5 Şubat 2009 Perşembe

Hominide gırtlak!

    Dün gece rüyamda bloga yazı yazıyordum. "Benim bir zamanlar bir blogum vardı" diye başlıyordu cümle. Demek o kadar üzülmüşüm yazamıyorum diye de rüyalarıma girmiş. Hani kendime karşı bir sorumluluğum gibi sanki buraya yazı yazmak. Ama ne yapayım dedim ya hayat çok hızlı gidiyor ben yetişemiyorum diye. Ne yaptım ben iki haftadır diye soruyorum kendime. Cevap geliyor şu şekilde:
    • Koşturdum durdum.
    • Kafamda binbir düşünce, düşündüm durdum.
    • Birsürü iş hallettim.
    • Gezdim tozdum.
    • Yedim, izledim.
    • Evimde kalamadım pek, evimi özledim.
    • Bugün Akman'da tek başıma sosisli sandviç yiyip limonata içerken ne kadar mutlu olduğumu düşündüm.
    • Abuk sabuk testler yaptım. Hangi şehirmişim onu öğrendim. İstanbul 'muşum ben. Oysa ki ben İstanbul'dan korkarım, heycanlandırır beni. Ama çok severim, hayran bıraktırır kendine. Çok da nefret ederim bazen, yorar beni. Çok yakınımda aslında ama çok uzak gelir bana. Kendim hakkında da böyle hissediyorum belki de. Ya da başkalarında aynı hisleri uyandırır mıyım acaba? Merak ettim.
    • Sinirlendim.
    • Utanma hastalığım tuttu yine TV izlerken.
    • Mutluluktan, duygu yoğunluğundan gözlerim doldu (en yakınlarımdan biri daha nişanlandı).
    • Telefonuma çok güzel şarkılar yükledim. Artık "o" arayınca "you are just too good to be true" diyor Frank Sinatra. O da diyor mu bilmem:) Bir de sabahları "mecburen" le uyanıyorum. "Oh sesleri OF olunca" derkenMFÖ, OF la beraber benim sesim giriyor devreye:)
    • Çok özlediğim çok sevdiğim iki kişiyi gördüm, dünyalar benim oldu.
    • Dünyanın en minicik, en tatlı bebeğini gördüm.
    • Odamı topladım sonunda!
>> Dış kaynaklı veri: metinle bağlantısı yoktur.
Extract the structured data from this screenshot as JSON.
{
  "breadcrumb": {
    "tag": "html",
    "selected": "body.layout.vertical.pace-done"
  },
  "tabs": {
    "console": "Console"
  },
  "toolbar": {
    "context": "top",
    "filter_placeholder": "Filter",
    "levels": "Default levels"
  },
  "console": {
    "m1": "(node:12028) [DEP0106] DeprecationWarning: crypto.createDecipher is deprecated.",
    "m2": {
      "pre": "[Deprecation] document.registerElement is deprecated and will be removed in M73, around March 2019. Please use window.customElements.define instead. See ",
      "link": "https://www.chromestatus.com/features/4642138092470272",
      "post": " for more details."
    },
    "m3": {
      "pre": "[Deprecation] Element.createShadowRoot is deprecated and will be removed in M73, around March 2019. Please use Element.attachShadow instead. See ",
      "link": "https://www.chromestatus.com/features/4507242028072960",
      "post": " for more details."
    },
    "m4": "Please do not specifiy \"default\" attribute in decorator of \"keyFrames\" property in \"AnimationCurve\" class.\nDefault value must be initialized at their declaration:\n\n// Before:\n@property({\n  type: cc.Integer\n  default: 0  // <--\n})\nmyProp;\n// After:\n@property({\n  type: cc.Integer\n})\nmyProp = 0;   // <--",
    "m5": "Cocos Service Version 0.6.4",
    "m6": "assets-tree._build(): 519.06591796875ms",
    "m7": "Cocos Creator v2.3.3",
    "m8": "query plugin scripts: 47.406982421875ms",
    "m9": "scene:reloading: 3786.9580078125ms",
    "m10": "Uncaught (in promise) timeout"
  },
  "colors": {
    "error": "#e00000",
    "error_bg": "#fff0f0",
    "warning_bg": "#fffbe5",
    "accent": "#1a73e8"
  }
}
Ruhum rahatladı gerçekten!
    • Dansettim, göbek attım, ankara havası oynadım, tango yaptığımı hayal ettim:)
    • Çok güzel yemekler yedim, yanında rakı içtim muhabbetiyle beraber.
    • Saçımı kestirdim, ilk defa ortadan ayırdım, değişik bir fön çektirdim ve de çok beğendim.
    • Rüyamda sayısal loto oynadığımı görüp, gerçekte de oynamam gerektiğine karar verip, hayatımda 2. defa sayısal loto oynadım. Şans topu da olabilir adı, ne olduğunu hatırlamıyorum. Hatta utanıp parasını bile veremedim:)
    Ve bu yazıyı yazarken tam 4 kere telefonum,1 kere de kapı çaldı. Hevesim de kursağımda kaldı!